[RFC] drm/xe/guc: Don't support GuC older GuC 70.x releases

Gustavo Sousa gustavo.sousa at intel.com
Wed Feb 14 19:22:03 UTC 2024


Quoting Lucas De Marchi (2024-02-09 03:01:26-03:00)
>On Thu, Feb 08, 2024 at 04:29:55PM -0800, Daniele Ceraolo Spurio wrote:
>>
>>
>>On 2/7/2024 12:40 PM, Lucas De Marchi wrote:
>>>On Wed, Feb 07, 2024 at 10:34:07AM -0800, Daniele Ceraolo Spurio wrote:
>>>>
>>>>
>>>>On 2/7/2024 8:42 AM, Lucas De Marchi wrote:
>>>>>+Gustavo who is dealing with DMC firmware lately

Hey, guys. Sorry for being so late for the party...

>>>>>
>>>>>On Wed, Feb 07, 2024 at 03:30:59AM +0000, Matthew Brost wrote:
>>>>>>On Tue, Feb 06, 2024 at 05:18:50PM -0800, John Harrison wrote:
>>>>>>>On 2/6/2024 15:41, Daniele Ceraolo Spurio wrote:
>>>>>>>>Supporting older GuC versions comes with baggage, both on the coding
>>>>>>>>side (due to interfaces only being available from a certain version
>>>>>>>>onwards) and on the testing side (due to having to make 
>>>>>>>>sure
>>>>>>>the driver
>>>>>>>>works as expected with older GuCs).
>>>>>>>>Since all of our Xe platform are still under force probe, we haven't
>>>>>>>>committed to support any specific GuC version and we therefore don't
>>>>>>>>need to support the older once, which means that we can 
>>>>>>>>force
>>>>>>>a bottom
>>>>>>>>limit to what GuC we accept. This allows us to remove any 
>>>>>>>>conditional
>>>>>>>>statements based on older GuC versions and also to approach newer
>>>>>>>>additions knowing that we'll never attempt to load something older
>>>>>>>>than our minimum requirement.
>>>>>>>>
>>>>>>>>RFC: this patch sets the minimum to the current GuC version (70.19),
>>>>>>>>but that can be moved one way or the other. The main aim here is
>>>>>>>Ideally, this would be bumped every time we update Xe to a 
>>>>>>>newer firmware
>>>>>>>version right up to the point when force probe is lifted. At 
>>>>>>>that point it
>>>>>>>becomes fixed and we have to add the version check support 
>>>>>>>back in for
>>>>>>>future w/a's and features.
>>>>>>>
>>>>>>>Get's my vote :).
>>>>>
>>>>>Yeah, but see my other reply... I think we will have to wait the
>>>>>firmware being available in linux-firmware for that.
>>>>>
>>>>>Also, let's kickstart a discussion on our process with some
>>>>>possible changes so we can get it documented. I think we have a good
>>>>>opportunity here to start adopting the
>>>>>https://gitlab.freedesktop.org/drm/firmware repo.
>>>>>
>>>>>Rough idea:
>>>>>
>>>>>1) use intel-staging branch with tags for pull requests to
>>>>>   linux-firmware, just like documented in their readme.
>>>>>   IMO the naming is rather unfortunate since it would be
>>>>>   good to use it for (2) below.... but since it's already used

Agreed. The <vendor>-staging branches, as proposed in the README, look
more like some sort of <vendor>-next type of branch.

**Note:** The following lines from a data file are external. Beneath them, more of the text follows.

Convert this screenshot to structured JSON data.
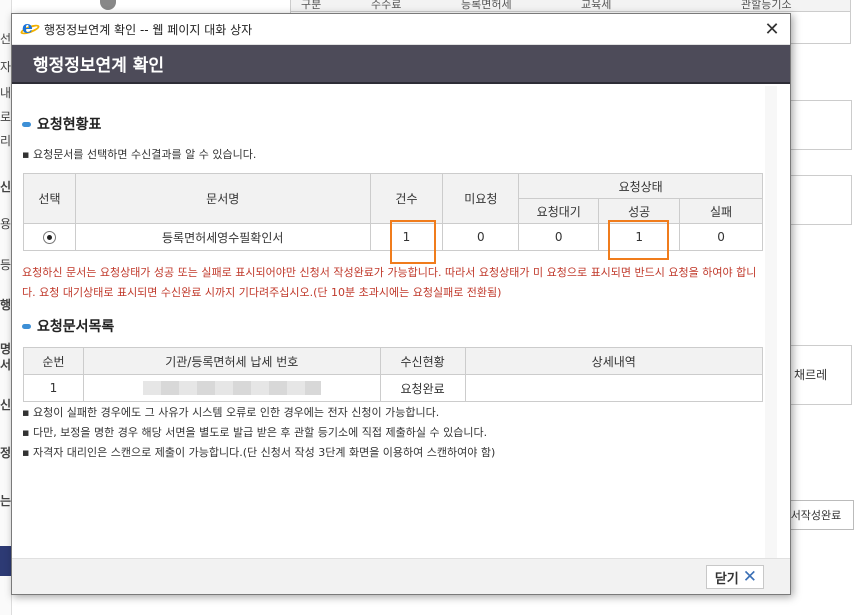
{
  "background": {
    "left_chars": [
      "선",
      "자",
      "내",
      "로",
      "리",
      "신",
      "용",
      "등",
      "행",
      "명",
      "서",
      "신",
      "정",
      "는"
    ],
    "top_headers": [
      "구분",
      "수수료",
      "등록면허세",
      "교육세",
      "관할등기소"
    ],
    "right_text_1": "채르레",
    "right_button": "서작성완료"
  },
  "dialog": {
    "window_title": "행정정보연계 확인 -- 웹 페이지 대화 상자",
    "header": "행정정보연계 확인",
    "section1": {
      "title": "요청현황표",
      "note": "▪ 요청문서를 선택하면 수신결과를 알 수 있습니다.",
      "headers": {
        "select": "선택",
        "doc_name": "문서명",
        "count": "건수",
        "not_requested": "미요청",
        "status_group": "요청상태",
        "waiting": "요청대기",
        "success": "성공",
        "fail": "실패"
      },
      "row": {
        "doc_name": "등록면허세영수필확인서",
        "count": "1",
        "not_requested": "0",
        "waiting": "0",
        "success": "1",
        "fail": "0"
      },
      "warning": "요청하신 문서는 요청상태가 성공 또는 실패로 표시되어야만 신청서 작성완료가 가능합니다. 따라서 요청상태가 미 요청으로 표시되면 반드시 요청을 하여야 합니다. 요청 대기상태로 표시되면 수신완료 시까지 기다려주십시오.(단 10분 초과시에는 요청실패로 전환됨)"
    },
    "section2": {
      "title": "요청문서목록",
      "headers": {
        "seq": "순번",
        "org": "기관/등록면허세 납세 번호",
        "recv_status": "수신현황",
        "detail": "상세내역"
      },
      "row": {
        "seq": "1",
        "recv_status": "요청완료",
        "detail": ""
      },
      "notes": [
        "▪ 요청이 실패한 경우에도 그 사유가 시스템 오류로 인한 경우에는 전자 신청이 가능합니다.",
        "▪ 다만, 보정을 명한 경우 해당 서면을 별도로 발급 받은 후 관할 등기소에 직접 제출하실 수 있습니다.",
        "▪ 자격자 대리인은 스캔으로 제출이 가능합니다.(단 신청서 작성 3단계 화면을 이용하여 스캔하여야 함)"
      ]
    },
    "close_button": "닫기"
  },
  "colors": {
    "header_bg": "#4d4b59",
    "highlight": "#f07c1c",
    "warning_text": "#c0392b",
    "pill": "#3d8fd6"
  }
}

I think it would be good if vendors could have their own `<vendor>/*`
(or `<vendor>-*`) namespace for branch names so that, while having some
common conventions, they could also adapt parts of it to their needs.
For example, we could have branches like intel/next for (1) and intel/ci
for (2). Not sure how easy it is to do this now, though.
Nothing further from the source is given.